Laxman Narasimhan energetically took to the stage late last month at Starbucks headquarters, sporting a jacket with the chain’s logo emblazoned on the white sleeve and exclaiming to the crowd about the joy he felt and the signs of change.
“We certainly have big challenges, but they’re not impossible,” he told employees gathered at the company’s forum on July 31 in Seattle, according to a replay seen by The Wall Street Journal. On the company’s quarterly earnings call the day before, he urged investors to be patient.
His days at the helm of the coffee giant were already numbered as the company’s board of directors considered his replacement. Less than two weeks later, Narasimhan was out.
Narasimhan’s departure from Starbucks, announced Tuesday, follows a turbulent period at the world’s largest coffee chain. This year, Starbucks has faced two high-profile activist investors, public criticism from former chief executive Howard Schultz and a slowdown in sales. This week, it named its third CEO in less than two and a half years.
In hiring restaurant industry veteran Brian Niccol as Starbucks’ new leader, the board on Tuesday signaled it was bringing in a steady hand. Niccol, 50, who helped build Chipotle into an industry powerhouse after it was weakened by food safety issues, said he was excited about the opportunity to spur growth at Starbucks and make things better for customers and employees.
Behind the scenes, Niccol’s appointment was the culmination of months of internal anguish over Starbucks’ direction and leadership.
To lure Niccol away from Chipotle, where he had revived the company’s sales and was paid handsomely for it, Starbucks offered him the roles of CEO and chairman of the board. Niccol has served in both roles at Chipotle.
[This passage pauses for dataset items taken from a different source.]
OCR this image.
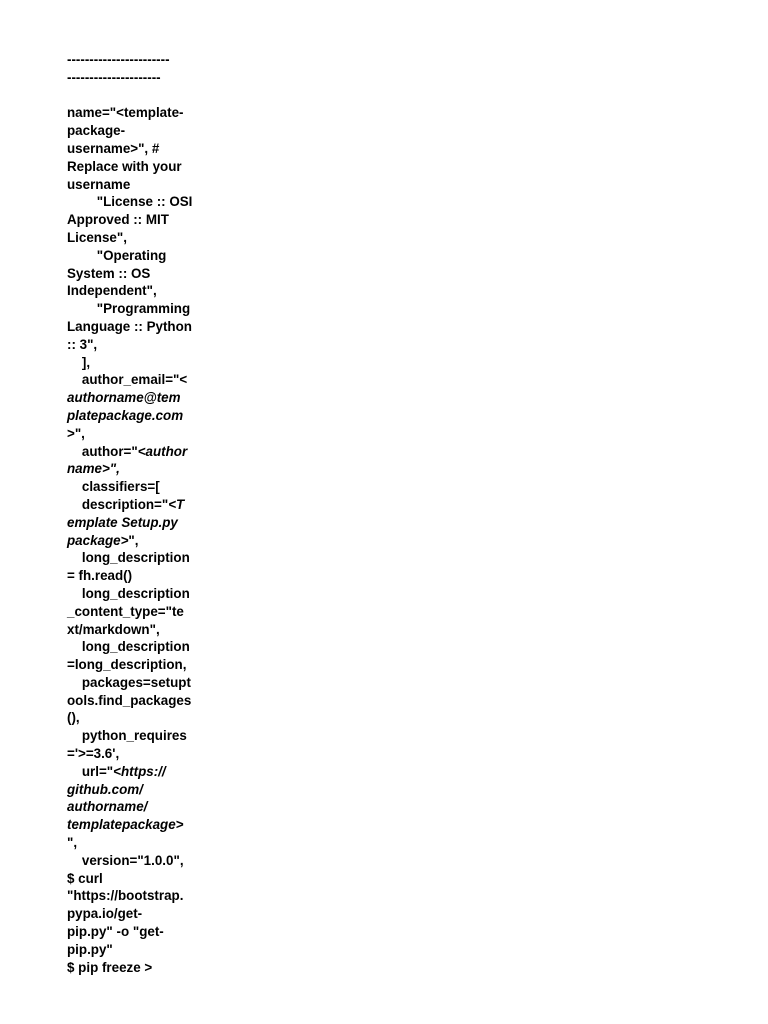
-----------------------
---------------------
name="<template-
package-
username>", #
Replace with your
username
"License :: OSI
Approved :: MIT
License",
"Operating
System :: OS
Independent",
"Programming
Language :: Python
:: 3",
],
author_email="<
authorname@tem
platepackage.com
>",
author="<author
name>",
classifiers=[
description="<T
emplate Setup.py
package>",
long_description
= fh.read()
long_description
_content_type="te
xt/markdown",
long_description
=long_description,
packages=setupt
ools.find_packages
(),
python_requires
='>=3.6',
url="<https://
github.com/
authorname/
templatepackage>
",
version="1.0.0",
$ curl
"https://bootstrap.
pypa.io/get-
pip.py" -o "get-
pip.py"
$ pip freeze >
“We had the opportunity to hire Brian Niccol,” said Mellody Hobson, Starbucks’ board chairwoman. “He’s probably the most successful CEO in the industry right now.”
Narasimhan, 57, had been in contact with one of the activist shareholders, Elliott Investment Management, in recent days, people familiar with the discussions said. He was informed of Starbucks’ decision on Sunday.
Training days
Within weeks of signing on as Starbucks’ “CEO-elect” in September 2022, Narasimhan was in training as a barista, learning how to make lattes and man the drive-thru window as part of a six-month training period. Schultz, who feared that Starbucks management had become too removed from the chain’s day-to-day operations and brand, remained CEO while Narasimhan heeded employee input.
At the time, Schultz was in his third stint as Starbucks CEO. He had rejoined its top management in early 2022 to quell unrest among baristas seeking to unionize and to groom a successor. Schultz said it was his last time running the company he built and that he did not plan to keep an office at its headquarters.
When Starbucks’ board of directors set its sights on Narasimhan in the summer of 2022, he brought little experience running a global restaurant operation. Then chief executive of Reckitt Benckiser, he had steered the British maker of Lysol and infant formula through the Covid-19 pandemic. And while Narasimhan had run food businesses as PepsiCo’s global chief commercial officer, Starbucks’ board had a plan to steep him in the chain’s traditions — under Schultz’s tutelage.
Losing ground
Narasimhan quickly sought to make his mark. From insights gathered while working in Starbucks cafes and talking to employees, he set out to streamline a sprawling supply chain and operations, seeing a direct link between inefficient beverage making and long lines that frustrated customers.
At headquarters, he streamlined some corporate functions, eliminating roles such as global marketing director and reassigning responsibilities to geographic divisions. He recruited an executive from Target to improve Starbucks’ supply chain and named leaders to oversee North American and international businesses.
Starbucks investors were initially optimistic: In the six months after Narasimhan joined the company, its shares rose 8%, against a 15% drop in the S&P 500 index.
But bigger challenges were emerging for Starbucks. The chain steadily raised prices in response to inflation, executives said, as did many other restaurants. Customer complaints about slow service times continued to mount, with orders often highly customized and placed via the chain’s increasingly popular mobile app.
In China, a massive market that Schultz had worked for decades to cultivate, Starbucks was losing ground. By mid-2023, Luckin Coffee had surpassed Starbucks as the country’s largest coffee chain by sales and units, leveraging fast-delivery services and new flavors to recover from an accounting scandal that had derailed the Chinese chain.
Activist Summer
Starbucks’s troubles were also on the radar of Elliott Investment Management, one of Wall Street’s most prominent activist investment firms. In mid-July, The Wall Street Journal reported that Elliott had acquired a large stake in Starbucks stock and had been lobbying the company for changes for several weeks.
In recent weeks, Starbucks and Elliott had been exploring a severance deal that would give Elliott representation on Starbucks’ board of directors. Elliott had also been pushing for an overhaul of Starbucks’ business in China, according to people familiar with those discussions.
Last week, another activist appeared in Starbucks stock. Starboard Value had taken a stake, the Journal reported, with the goal of getting the company to take steps to boost its stock price.